Nous sommes confrontés à une jungle informationnelle où des sources trompeuses se parent des attributs de la crédibilité. Le problème n’est pas seulement la multiplication des émetteurs, mais leur capacité à imiter les codes de la fiabilité sans en respecter l’éthique. (...)

90 % des fake news sur le climat émanent directement de think tanks financés par ces mêmes industries. (...)

Ce qui m’effraie vraiment pour l’avenir, c’est la marginalisation algorithmique progressive des contenus écologiques. (...)

Le défi fondamental de notre espace numérique contemporain n’est autre que la dictature algorithmique qui favorise une forme de technofascisme informationnel. (...)

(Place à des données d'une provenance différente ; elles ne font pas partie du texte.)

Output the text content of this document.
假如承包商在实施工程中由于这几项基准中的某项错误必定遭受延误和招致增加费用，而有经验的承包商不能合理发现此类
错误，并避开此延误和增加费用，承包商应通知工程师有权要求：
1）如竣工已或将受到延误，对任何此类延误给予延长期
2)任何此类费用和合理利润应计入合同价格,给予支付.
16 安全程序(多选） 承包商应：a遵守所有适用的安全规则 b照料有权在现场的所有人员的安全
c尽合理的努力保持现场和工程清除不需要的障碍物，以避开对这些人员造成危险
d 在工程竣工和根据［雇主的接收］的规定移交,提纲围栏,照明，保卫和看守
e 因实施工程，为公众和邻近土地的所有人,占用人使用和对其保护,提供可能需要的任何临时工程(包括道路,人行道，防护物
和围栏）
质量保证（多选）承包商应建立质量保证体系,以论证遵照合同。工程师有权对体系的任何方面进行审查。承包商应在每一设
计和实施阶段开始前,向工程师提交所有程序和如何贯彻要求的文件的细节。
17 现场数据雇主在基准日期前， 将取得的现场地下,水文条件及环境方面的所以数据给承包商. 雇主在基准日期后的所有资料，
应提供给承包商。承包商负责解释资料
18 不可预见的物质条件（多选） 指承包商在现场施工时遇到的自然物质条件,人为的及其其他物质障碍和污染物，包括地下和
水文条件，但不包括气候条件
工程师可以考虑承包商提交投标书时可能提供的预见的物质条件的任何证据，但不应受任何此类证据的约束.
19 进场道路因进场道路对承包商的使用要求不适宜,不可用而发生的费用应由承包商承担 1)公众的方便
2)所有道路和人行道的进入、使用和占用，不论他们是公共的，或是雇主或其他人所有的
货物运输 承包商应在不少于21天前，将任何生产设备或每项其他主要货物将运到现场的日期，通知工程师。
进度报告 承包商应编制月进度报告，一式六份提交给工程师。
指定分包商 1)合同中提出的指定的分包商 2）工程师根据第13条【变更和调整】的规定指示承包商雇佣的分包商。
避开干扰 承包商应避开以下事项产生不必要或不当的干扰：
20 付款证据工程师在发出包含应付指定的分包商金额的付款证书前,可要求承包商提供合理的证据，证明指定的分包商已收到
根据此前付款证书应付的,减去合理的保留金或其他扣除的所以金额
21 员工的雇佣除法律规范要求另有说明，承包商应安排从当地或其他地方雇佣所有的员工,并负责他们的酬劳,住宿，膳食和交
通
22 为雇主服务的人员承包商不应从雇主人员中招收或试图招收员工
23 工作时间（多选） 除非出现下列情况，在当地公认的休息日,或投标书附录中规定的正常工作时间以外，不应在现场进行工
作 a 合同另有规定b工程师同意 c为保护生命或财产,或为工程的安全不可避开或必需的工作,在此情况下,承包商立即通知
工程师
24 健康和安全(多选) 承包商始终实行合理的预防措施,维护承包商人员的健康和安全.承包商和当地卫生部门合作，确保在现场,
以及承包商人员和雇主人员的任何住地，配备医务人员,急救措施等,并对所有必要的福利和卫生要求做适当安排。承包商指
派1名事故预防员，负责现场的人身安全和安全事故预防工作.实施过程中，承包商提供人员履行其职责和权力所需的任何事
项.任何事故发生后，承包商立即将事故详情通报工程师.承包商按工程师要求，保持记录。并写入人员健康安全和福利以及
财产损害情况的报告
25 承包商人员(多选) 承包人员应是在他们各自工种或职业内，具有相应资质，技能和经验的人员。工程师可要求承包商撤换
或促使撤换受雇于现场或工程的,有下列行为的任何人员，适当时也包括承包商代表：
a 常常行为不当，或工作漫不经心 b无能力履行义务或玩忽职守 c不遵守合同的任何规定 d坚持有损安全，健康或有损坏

Un constat révélateur émerge des études récentes : les pays où le climatoscepticisme est le plus répandu correspondent précisément aux nations productrices d’énergies fossiles (Australie, Pologne, Emirats, Russie, Etats-Unis, Belgique). Cette corrélation suggère l’existence d’un terreau de désinformation entretenu par des intérêts économiques et politiques. (...)

Dans un écosystème informationnel où chacun peut consommer, diffuser et produire librement du contenu, l’exonération d’une formation minimale à l’esprit critique devient intenable. Un point crucial cependant : cette exigence doit émaner des influenceurs eux-mêmes pour être légitime et efficace (...)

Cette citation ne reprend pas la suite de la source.